The gist: A clinical trial that tested a new drug called TDM-1 (Kadcyla) found disappointing results for patients with metastatic, HER2-positive breast cancer. The trial found that treatment with T-DM1 plus the drug pertuzumab is no better than treatment with trastuzumab plus chemotherapy. For more on TDM-1, see this recent news about its potential benefits for patients whose cancer has spread to the central nervous system (CNS).
“Results of the anticipated phase III MARIANNE trial found that HER2-positive metastatic breast cancer patients treated with trastuzumab emtansine (T-DM1) plus pertuzumab had similar progression-free survival (PFS) compared with those treated with trastuzumab plus a taxane-based chemotherapy.
“Though the trial met its noninferiority endpoint, showing a similar PFS in the first-line setting between the two combination therapies along with T-DM1 alone, it failed to demonstrate that T-DM1 performs better than trastuzumab plus chemotherapy.
“The study has been anticipated by clinicians as two of the treatment arms do not include a taxane, which often causes patients to lose their hair, among other toxicities. The full results of the study will be presented at a future medical meeting…
“ ‘In my opinion, given the substantial survival associated with [docetaxel plus trastuzumab and pertuzumab of over 56 months], it remains the current first-line standard regimen especially for those patients who have never been exposed to trastuzumab,’ said Hurvitz.”
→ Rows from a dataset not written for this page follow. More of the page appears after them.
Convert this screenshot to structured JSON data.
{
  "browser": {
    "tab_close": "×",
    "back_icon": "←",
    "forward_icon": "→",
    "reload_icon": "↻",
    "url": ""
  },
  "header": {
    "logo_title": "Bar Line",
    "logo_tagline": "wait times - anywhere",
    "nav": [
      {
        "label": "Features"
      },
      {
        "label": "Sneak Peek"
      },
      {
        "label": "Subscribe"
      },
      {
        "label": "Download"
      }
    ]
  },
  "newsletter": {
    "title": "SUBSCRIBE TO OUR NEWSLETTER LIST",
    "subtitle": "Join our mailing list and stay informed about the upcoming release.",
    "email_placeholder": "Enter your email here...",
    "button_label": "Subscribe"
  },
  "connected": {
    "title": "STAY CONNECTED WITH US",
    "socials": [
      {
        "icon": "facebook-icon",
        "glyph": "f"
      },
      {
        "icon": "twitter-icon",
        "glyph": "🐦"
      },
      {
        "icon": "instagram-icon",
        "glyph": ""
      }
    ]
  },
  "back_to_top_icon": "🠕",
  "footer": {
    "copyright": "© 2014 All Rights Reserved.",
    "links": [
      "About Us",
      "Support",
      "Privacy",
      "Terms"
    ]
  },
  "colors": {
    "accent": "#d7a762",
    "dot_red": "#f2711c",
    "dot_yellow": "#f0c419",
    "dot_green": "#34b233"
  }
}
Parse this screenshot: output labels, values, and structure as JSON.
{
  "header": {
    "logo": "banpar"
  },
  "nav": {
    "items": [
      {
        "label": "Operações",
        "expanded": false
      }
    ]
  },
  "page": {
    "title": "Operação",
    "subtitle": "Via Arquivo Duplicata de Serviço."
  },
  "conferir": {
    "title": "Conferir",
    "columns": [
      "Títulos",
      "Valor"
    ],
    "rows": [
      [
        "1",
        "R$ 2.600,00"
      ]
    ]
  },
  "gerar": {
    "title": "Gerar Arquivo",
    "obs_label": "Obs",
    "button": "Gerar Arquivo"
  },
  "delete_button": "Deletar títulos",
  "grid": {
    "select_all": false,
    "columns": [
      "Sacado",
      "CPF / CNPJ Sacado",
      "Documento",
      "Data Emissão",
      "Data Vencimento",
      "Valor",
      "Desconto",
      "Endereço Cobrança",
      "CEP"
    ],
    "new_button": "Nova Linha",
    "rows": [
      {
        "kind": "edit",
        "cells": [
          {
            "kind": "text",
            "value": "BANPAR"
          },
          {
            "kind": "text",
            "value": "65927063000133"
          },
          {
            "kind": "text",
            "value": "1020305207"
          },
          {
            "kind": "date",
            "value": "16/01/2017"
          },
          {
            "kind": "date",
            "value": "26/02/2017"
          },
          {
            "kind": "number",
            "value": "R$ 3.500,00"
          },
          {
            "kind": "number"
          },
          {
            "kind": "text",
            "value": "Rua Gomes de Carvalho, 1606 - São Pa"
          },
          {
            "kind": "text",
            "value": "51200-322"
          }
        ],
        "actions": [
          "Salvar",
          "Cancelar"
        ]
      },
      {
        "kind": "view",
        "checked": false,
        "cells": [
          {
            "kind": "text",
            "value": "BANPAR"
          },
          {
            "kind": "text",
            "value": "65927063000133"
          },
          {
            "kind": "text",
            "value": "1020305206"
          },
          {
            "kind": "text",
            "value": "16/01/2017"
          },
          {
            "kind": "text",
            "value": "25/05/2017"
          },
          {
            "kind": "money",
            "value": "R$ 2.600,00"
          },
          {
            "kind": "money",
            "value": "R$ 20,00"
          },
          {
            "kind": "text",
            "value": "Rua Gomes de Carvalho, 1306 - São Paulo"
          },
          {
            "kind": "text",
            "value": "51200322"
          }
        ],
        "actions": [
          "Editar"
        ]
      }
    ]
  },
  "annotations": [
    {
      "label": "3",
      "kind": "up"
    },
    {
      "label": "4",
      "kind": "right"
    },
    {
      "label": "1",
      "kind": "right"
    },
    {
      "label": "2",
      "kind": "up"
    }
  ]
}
The gist: Combining the breast cancer drugs Kadcyla and Perjeta does not seem to improve outcomes for advanced, HER2-positive patients, compared to Kadcyla alone or Herceptin plus chemotherapy. That was the conclusion of a recent clinical trial that tested the combo in people who had not yet been treated for their advanced cancer. Herceptin plus chemotherapy is a cheaper option than Kadcyla plus Perjeta.
“Patients who got a combination of Kadcyla and Perjeta lived without their disease worsening for a similar amount of time as those who got Kadcyla alone, or those receiving the older medicine Herceptin plus chemotherapy, the Basel, Switzerland-based company said in a statement today. The study, dubbed Marianne, looked at 1,095 patients with a genetic mutation known as HER2 whose cancer has spread and who haven’t already tried other treatments.
“A successful combination of Kadcyla and Perjeta may have helped Roche replace sales of Herceptin that the company would lose should that medicine face competition from cheaper copies in coming years. Herceptin was Roche’s third-biggest drug in the first nine months of this year, with revenue of 4.7 billion Swiss francs ($4.8 billion).”
“Novartis’ drug Afinitor failed to significantly improve disease-free survival in women with a certain type of advanced breast cancer, a late-stage study presented at the San Antonio Breast Cancer Symposium on Friday showed.
“Results of the Phase III study involving 719 patients found women taking Afinitor in combination with Roche’s breast cancer drug Herceptin and chemotherapy agent paclitaxel lived on average for 15 months without their disease worsening.
“This compared with 14.5 months for those on placebo, the Swiss drugmaker said.
“The study was evaluating the drug as a treatment for women with advanced HER2-positive breast cancer, which is responsible for approximately 20 percent of breast cancer diagnoses.
“Afinitor is already approved in the European Union as a treatment for HER2-negative advanced breast cancer. (Reporting by Caroline Copley)”
The gist: Stage II and III breast cancer patients whose tumors are HER2-positive may benefit from longer treatment with the anti-HER2 drugs trastuzumab (aka Herceptin) and lapatinib (Tykerb). In a clinical trial, 28% of patients who received the drugs for 24 weeks had no more signs of an invasive tumor after their treatment. Only 12% of patients who received the drugs for 12 weeks had the same result. However, the difference in response was significant only in patients whose tumors were hormone receptor (HR)-positive and HER2-positive.